Ultrafast actuator development for shattered pellet injectors - fast, high pressure valve and ITER DMS Shutter

3 Sept 2024, 13:55

1h

Entrance Lobby (ITER Headquarters)

Contributed Poster Mitigation Posters

Speaker

Daniel Imre Refy (HUN-REN Centre for Energy Research)

Description

The ITER Disruption Mitigation System (DMS) is based on Shattered Pellet Injectors (SPI), which accelerates a large protium, neon or mixture pellet with high pressure gas and shatters it prior to the entrance into the plasma, creating a plume of smaller pellet fragments. The ITER DMS Support Laboratory is part of the ITER DMS Task Force programme to establish the physics and technology basis for the ITER DMS. The laboratory is located at the HUN-REN Centre for Energy Research (HUN-REN CER), Budapest Hungary.
A key component of an SPI system is a fast, high-pressure gas valve which can release propellant gas with about 10 m3/s volumetric flow rate, within a few milliseconds after the arrival of the control signal. This necessitates the opening of a gas reservoir of approximately 1 litre volume, filled with gas up to 15 MPa pressure, which requires an ultrafast actuator capable of releasing ~20 kN force within a millisecond after the trigger.
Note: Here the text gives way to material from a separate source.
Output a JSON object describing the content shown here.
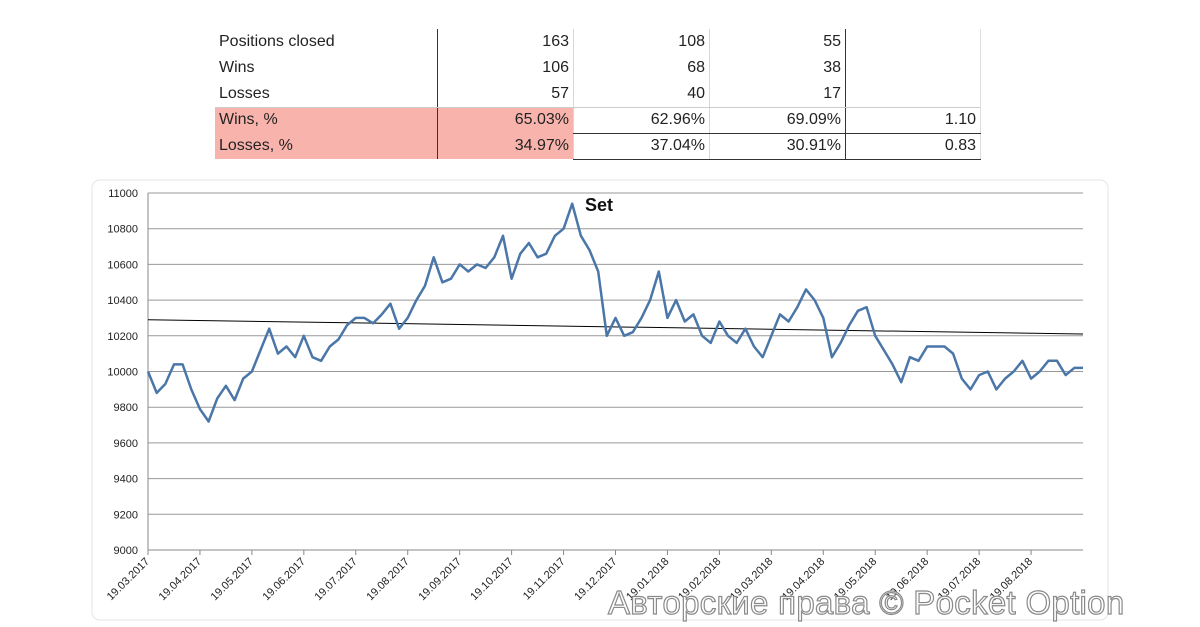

A fast gas valve, using eddy current principle has been developed fulfilling these requirements.
The propellant gas released by the fast valve can overtake the pellet, triggering an early disruption and deteriorating the disruption mitigation efficiency. A suppressor chamber is foreseen to be utilised in which most of the propellant gas can be retarded for some time, however, a certain fraction of the gas will still arrive at the shatter device exit ahead of the fragments.
An optional fast shutter is considered after the suppressor to block the path of the propellent gas when the pellet has passed. The piston of the valve must be accelerated to tens of meters per second to close the 40 mm orifice in a few milliseconds and decelerated after the closure to avoid high velocity impact at the end position. The device must survive several thousands of cycles because maintenance access will be limited. The setup needs to be compact due to space restrictions, to operate in 400 mT external field, to withstand a high neutron dose rate and be tritium compatible as it is a part of the ITER main vacuum system.
This contribution describes the development and the laboratory testing of the ITER DMS Support Laboratory fast gas valve and the ITER DMS Fast Shutter from the physics design, through the electromechanical prototyping and the model validation, including the final mechanical design and the laboratory test results.